Scientific classification
- Kingdom: Animalia
- Phylum: Chordata
- Class: Actinopterygii
- Division: Teleostei
- Order: Cypriniformes
- Family: Leuciscidae
- Subfamily: Phoxininae
- Genus: Phoxinus
- Species: P. colchicus
- Binomial name: Phoxinus colchicus Berg, 1910

= Phoxinus colchicus =

- Authority: Berg, 1910
- Conservation status: LC

Species of fish

Phoxinus colchicus is a species of freshwater ray-finned fish belonging to the family Leuciscidae, which includes the daces, minnows and related fishes. This fish is endemic to the southern tributaries of the lower Kuban River of Russia and Georgia.

==Taxonomy==
Phoxinus colchicus was first formally described in 1910 as the subspecies colchicus of the "common minnow" Phoxinus phoxinus by the Russian geographer and biologist Lev Semyonovich Berg, with its type locality given as the Bachvis Tzchali river in the Ozurgety District of Georgia. Studies of the "common minnow" in the late 20th and 21st centuries had shown that what had been thought to be a single widespread Palearctic species was, in fact, a species complex. This means that this taxon is now considered to be a valid species within the genus Phoxinus, the only genus in the monotypic subfamily Phoxininae of the family Leuciscidae.

==Etymology==
Phoxinus colchicus belongs to the genus Phoxinus. This name is derived from the Greek phoxinos, meaning "small fishes". In 1553 Pierre Belon used it to refer to the fishes known as minnows in English, and Carl Linnaeus used it as the specific name of a fish in 1758, which Constantine Samuel Rafinesque applied tautologically to the genus of minnows in 1820, its only species being Phoxinus phoxinus. The specific name, colchicus, means "belonging to Colchis", the historic name for the Black Sea coastal region of Georgia.

==Description==
Phoxinus colchicus has 3 spines and 9 soft rays, althouygh the last spine is only half the length of the others, in both its dorsal and anal fins. The maximum standard length for this fish is 8.2 cm.

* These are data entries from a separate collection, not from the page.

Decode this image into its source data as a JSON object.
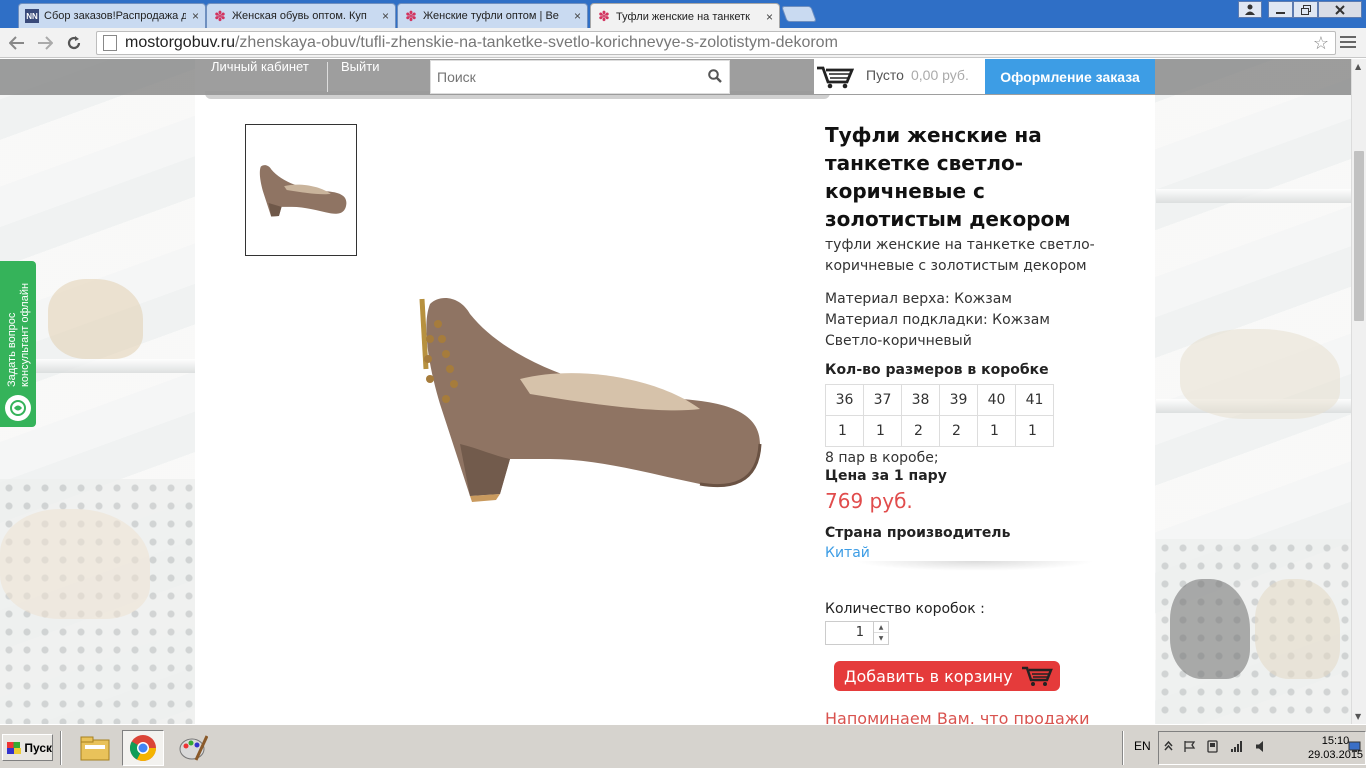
{
  "browser": {
    "tabs": [
      {
        "label": "Сбор заказов!Распродажа д",
        "favicon": "NN",
        "active": false
      },
      {
        "label": "Женская обувь оптом. Куп",
        "favicon": "star-icon",
        "active": false
      },
      {
        "label": "Женские туфли оптом | Ве",
        "favicon": "star-icon",
        "active": false
      },
      {
        "label": "Туфли женские на танкетк",
        "favicon": "star-icon",
        "active": true
      }
    ],
    "url_host": "mostorgobuv.ru",
    "url_path": "/zhenskaya-obuv/tufli-zhenskie-na-tanketke-svetlo-korichnevye-s-zolotistym-dekorom",
    "tab_close_glyph": "×"
  },
  "header": {
    "account_link": "Личный кабинет",
    "logout_link": "Выйти",
    "search_placeholder": "Поиск",
    "cart_status": "Пусто",
    "cart_amount": "0,00 руб.",
    "checkout_button": "Оформление заказа"
  },
  "consultant": {
    "line1": "Задать вопрос",
    "line2": "консультант офлайн"
  },
  "product": {
    "title": "Туфли женские на танкетке светло-коричневые с золотистым декором",
    "subtitle": "туфли женские на танкетке светло-коричневые с золотистым декором",
    "material_upper": "Материал верха: Кожзам",
    "material_lining": "Материал подкладки: Кожзам",
    "color": "Светло-коричневый",
    "sizes_heading": "Кол-во размеров в коробке",
    "sizes": [
      "36",
      "37",
      "38",
      "39",
      "40",
      "41"
    ],
    "size_counts": [
      "1",
      "1",
      "2",
      "2",
      "1",
      "1"
    ],
    "pairs_per_box": "8 пар в коробе;",
    "price_heading": "Цена за 1 пару",
    "price": "769 руб.",
    "country_heading": "Страна производитель",
    "country": "Китай",
    "quantity_label": "Количество коробок :",
    "quantity_value": "1",
    "add_to_cart": "Добавить в корзину",
    "reminder": "Напоминаем Вам, что продажи"
  },
  "taskbar": {
    "start_label": "Пуск",
    "language": "EN",
    "time": "15:10",
    "date": "29.03.2015"
  },
  "colors": {
    "accent_blue": "#3d9de5",
    "price_red": "#e14c4c",
    "cart_button_red": "#e53b3b",
    "consultant_green": "#35b35a",
    "shoe_brown": "#8f7463"
  }
}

==Distribution and habitat==
Phoxinus colchicus is found in the southern tributaries of the Kuban River in southern Russia and Georgia, as well as in northeastern Turkey in the Hopa River. It has a wide habitat preference, but does prefer cooler, well oxygenated water, ranging from small streams with swift currents up to large rivers.

==Biology==
Phoxinus colchicus uses clean gravel areas in flowing water for spawning between April and July, when the females lay sticky eggs into the gravel. They are gregarious, spawning in shoals. Their diet consists of invertebrates, algae and detritus.